Postgresql – Optimizing PostgreSQL for transient data

database-tuningoptimizationpostgresql

I have several tables with 100-300 columns of integer types each, that hold highly volatile data. The datasets are keyed by one or two primary keys, and when refresh occurs, the whole dataset is deleted and new data is inserted in one transaction. Dataset size is usually a few hundred rows, but can be up to several thousand rows in extreme cases. Refresh occurs once per second, and dataset updates for different keys are usually disjointed, so dropping and recreating the table is not feasible.

How do I tune Postgres to handle such load?
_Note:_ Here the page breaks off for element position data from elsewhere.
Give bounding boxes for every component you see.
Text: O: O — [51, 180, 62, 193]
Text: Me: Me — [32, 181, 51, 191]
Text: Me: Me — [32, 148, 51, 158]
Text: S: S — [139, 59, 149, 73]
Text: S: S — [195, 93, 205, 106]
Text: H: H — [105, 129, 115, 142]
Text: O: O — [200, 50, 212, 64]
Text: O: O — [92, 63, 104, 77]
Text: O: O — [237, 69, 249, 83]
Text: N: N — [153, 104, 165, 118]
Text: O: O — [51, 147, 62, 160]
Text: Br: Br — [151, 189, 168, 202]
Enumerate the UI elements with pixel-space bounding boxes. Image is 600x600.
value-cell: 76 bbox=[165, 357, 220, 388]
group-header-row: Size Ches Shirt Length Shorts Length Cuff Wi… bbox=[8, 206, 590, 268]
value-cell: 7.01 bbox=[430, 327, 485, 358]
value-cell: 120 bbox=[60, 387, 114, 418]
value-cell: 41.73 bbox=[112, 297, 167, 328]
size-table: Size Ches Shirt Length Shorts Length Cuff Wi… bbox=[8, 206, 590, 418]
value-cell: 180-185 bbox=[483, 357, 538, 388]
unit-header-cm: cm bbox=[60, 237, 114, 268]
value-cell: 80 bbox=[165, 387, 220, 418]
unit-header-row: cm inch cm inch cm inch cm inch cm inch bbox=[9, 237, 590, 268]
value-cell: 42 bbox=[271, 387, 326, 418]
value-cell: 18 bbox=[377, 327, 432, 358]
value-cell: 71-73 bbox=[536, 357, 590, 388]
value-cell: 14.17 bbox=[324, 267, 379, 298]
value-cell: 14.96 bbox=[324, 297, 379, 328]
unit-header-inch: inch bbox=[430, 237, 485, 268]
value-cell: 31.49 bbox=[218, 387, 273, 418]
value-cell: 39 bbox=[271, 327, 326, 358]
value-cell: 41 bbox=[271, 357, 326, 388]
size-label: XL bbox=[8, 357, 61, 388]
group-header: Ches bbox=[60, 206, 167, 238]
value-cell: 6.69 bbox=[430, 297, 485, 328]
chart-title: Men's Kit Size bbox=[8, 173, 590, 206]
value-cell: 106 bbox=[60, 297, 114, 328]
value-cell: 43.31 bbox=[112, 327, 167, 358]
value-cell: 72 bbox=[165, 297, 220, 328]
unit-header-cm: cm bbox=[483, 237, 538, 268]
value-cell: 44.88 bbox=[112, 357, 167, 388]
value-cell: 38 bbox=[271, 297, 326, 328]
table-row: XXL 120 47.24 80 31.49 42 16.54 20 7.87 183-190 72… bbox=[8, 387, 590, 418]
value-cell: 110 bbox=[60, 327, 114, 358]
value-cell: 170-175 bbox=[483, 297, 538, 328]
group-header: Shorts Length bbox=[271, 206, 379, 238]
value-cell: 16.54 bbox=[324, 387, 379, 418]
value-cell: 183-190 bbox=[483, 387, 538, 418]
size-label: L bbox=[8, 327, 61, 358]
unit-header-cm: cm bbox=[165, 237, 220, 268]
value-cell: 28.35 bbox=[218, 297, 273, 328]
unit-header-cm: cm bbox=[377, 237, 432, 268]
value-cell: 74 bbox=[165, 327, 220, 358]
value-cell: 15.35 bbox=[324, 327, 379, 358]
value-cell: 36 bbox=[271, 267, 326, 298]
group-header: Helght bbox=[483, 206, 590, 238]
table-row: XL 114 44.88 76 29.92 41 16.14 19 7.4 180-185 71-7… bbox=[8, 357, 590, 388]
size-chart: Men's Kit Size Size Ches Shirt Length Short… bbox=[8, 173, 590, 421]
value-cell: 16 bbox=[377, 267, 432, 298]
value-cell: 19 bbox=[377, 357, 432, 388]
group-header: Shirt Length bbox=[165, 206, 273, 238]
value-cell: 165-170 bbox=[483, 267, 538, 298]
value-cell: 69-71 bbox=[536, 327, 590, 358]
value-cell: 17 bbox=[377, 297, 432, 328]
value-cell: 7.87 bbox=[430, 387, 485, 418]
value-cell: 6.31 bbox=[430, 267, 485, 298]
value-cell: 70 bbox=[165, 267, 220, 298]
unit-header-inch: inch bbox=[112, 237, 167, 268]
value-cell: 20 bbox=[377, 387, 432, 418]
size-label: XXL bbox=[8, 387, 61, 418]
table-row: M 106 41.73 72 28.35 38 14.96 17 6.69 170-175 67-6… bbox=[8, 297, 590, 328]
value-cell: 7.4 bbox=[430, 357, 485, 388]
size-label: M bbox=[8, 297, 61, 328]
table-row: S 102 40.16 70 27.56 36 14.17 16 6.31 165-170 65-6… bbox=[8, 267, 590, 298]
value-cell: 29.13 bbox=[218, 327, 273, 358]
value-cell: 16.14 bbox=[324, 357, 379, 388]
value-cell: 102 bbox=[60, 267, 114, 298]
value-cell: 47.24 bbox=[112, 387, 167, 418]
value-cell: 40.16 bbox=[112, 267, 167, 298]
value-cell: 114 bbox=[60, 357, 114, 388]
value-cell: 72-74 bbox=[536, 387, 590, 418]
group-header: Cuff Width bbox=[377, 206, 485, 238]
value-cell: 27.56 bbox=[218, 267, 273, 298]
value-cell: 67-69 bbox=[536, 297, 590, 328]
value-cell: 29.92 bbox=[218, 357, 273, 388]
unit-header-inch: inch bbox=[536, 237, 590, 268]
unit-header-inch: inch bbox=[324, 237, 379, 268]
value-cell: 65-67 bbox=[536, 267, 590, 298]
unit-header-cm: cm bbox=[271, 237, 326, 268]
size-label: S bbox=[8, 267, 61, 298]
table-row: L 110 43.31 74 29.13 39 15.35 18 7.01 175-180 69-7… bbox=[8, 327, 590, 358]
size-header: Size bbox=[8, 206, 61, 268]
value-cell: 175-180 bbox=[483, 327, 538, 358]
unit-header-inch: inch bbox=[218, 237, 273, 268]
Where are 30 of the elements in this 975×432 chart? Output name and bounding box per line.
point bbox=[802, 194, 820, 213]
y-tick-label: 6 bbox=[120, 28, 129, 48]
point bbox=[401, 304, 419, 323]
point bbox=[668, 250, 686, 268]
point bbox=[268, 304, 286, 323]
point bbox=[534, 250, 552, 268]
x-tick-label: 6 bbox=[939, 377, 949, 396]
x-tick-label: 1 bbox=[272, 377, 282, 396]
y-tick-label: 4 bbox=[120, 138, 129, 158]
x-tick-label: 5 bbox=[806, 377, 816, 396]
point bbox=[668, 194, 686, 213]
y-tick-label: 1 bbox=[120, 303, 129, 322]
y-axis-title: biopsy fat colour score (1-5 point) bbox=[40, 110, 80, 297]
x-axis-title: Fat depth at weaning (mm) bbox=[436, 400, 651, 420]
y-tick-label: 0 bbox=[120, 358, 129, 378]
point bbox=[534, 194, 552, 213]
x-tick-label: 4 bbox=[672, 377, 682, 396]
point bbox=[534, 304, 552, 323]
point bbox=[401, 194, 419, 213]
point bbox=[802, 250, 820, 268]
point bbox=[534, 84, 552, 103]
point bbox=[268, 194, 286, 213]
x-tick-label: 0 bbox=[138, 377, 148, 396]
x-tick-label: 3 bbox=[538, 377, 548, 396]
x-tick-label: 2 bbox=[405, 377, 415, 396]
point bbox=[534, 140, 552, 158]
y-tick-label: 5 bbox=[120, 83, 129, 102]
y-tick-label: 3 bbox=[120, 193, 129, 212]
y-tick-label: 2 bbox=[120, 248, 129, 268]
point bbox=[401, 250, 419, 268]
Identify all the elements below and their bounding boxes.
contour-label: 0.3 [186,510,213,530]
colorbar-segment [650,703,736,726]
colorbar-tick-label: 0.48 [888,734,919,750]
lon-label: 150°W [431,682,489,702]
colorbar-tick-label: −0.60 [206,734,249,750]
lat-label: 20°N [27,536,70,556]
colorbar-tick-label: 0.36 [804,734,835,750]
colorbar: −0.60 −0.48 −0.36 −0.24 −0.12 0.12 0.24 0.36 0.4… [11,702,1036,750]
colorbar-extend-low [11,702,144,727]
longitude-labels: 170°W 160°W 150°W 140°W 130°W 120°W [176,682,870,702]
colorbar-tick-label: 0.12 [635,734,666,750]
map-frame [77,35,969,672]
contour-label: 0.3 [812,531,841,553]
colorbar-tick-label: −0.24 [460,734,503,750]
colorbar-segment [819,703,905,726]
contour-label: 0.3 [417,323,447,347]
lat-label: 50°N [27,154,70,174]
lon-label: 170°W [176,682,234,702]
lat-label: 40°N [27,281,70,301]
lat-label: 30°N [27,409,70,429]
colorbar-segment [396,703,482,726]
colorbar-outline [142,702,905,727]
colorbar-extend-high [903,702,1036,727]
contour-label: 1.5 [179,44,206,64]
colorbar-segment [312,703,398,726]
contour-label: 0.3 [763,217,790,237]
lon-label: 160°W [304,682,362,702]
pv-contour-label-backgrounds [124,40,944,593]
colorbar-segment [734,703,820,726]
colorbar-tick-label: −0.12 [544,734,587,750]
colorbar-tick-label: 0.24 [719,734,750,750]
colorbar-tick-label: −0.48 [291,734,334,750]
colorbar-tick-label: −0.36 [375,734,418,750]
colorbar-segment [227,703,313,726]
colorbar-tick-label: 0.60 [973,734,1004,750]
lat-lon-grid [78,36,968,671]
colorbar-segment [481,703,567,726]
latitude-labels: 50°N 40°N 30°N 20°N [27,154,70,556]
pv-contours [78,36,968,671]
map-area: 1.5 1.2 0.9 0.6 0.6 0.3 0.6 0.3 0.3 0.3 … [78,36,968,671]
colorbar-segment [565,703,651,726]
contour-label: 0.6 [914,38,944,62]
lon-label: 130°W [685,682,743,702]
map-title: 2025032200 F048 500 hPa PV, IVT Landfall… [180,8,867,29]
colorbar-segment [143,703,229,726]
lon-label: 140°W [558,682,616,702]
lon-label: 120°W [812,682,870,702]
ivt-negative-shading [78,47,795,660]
I can use the latest and greatest version if that makes any difference.

Best Answer

Depending on how many different data sets there are, one option would be to partition the tables per-dataset.

When a dataset is updated, BEGIN a new transaction, TRUNCATE the table, COPY the new data into it, and COMMIT. PostgreSQL has an optimisation where COPYing into a table that's been TRUNCATEd in the same transaction does much less I/O if you're using wal_level = minimal (the default).

If you cannot partition and truncate (say, if you're dealing with tens or hundreds of thousands of data sets, where there'd just be too many tables) you'll instead want to crank autovacuum up to run as much as it can, make sure you have good indexes on anything you delete based on, and be prepared for somewhat ordinary performance.

If you don't need crash safety - you don't mind your tables being empty after a system crash - you can also create your tables as UNLOGGED, which will save you a huge amount of I/O cost.

If you don't mind having to restore the whole setup from a backup after a system crash you can go a step further and also setfsync=off, which basically says to PostgreSQL "don't bother with crash safety, I have good backups and I don't care if my data is permanently and totally unrecoverable after a crash, and I'm happy to re-initdb before I can use my database again".

I wrote some more about this in a similar thread on Stack Overflow about optimising PostgreSQL for fast testing; that mentions host OS tuning, separating WAL onto a different disk if you're not using unlogged tables, checkpointer adjustments, etc.

There's also some info in the Pg docs for fast data loading and non-durable settings.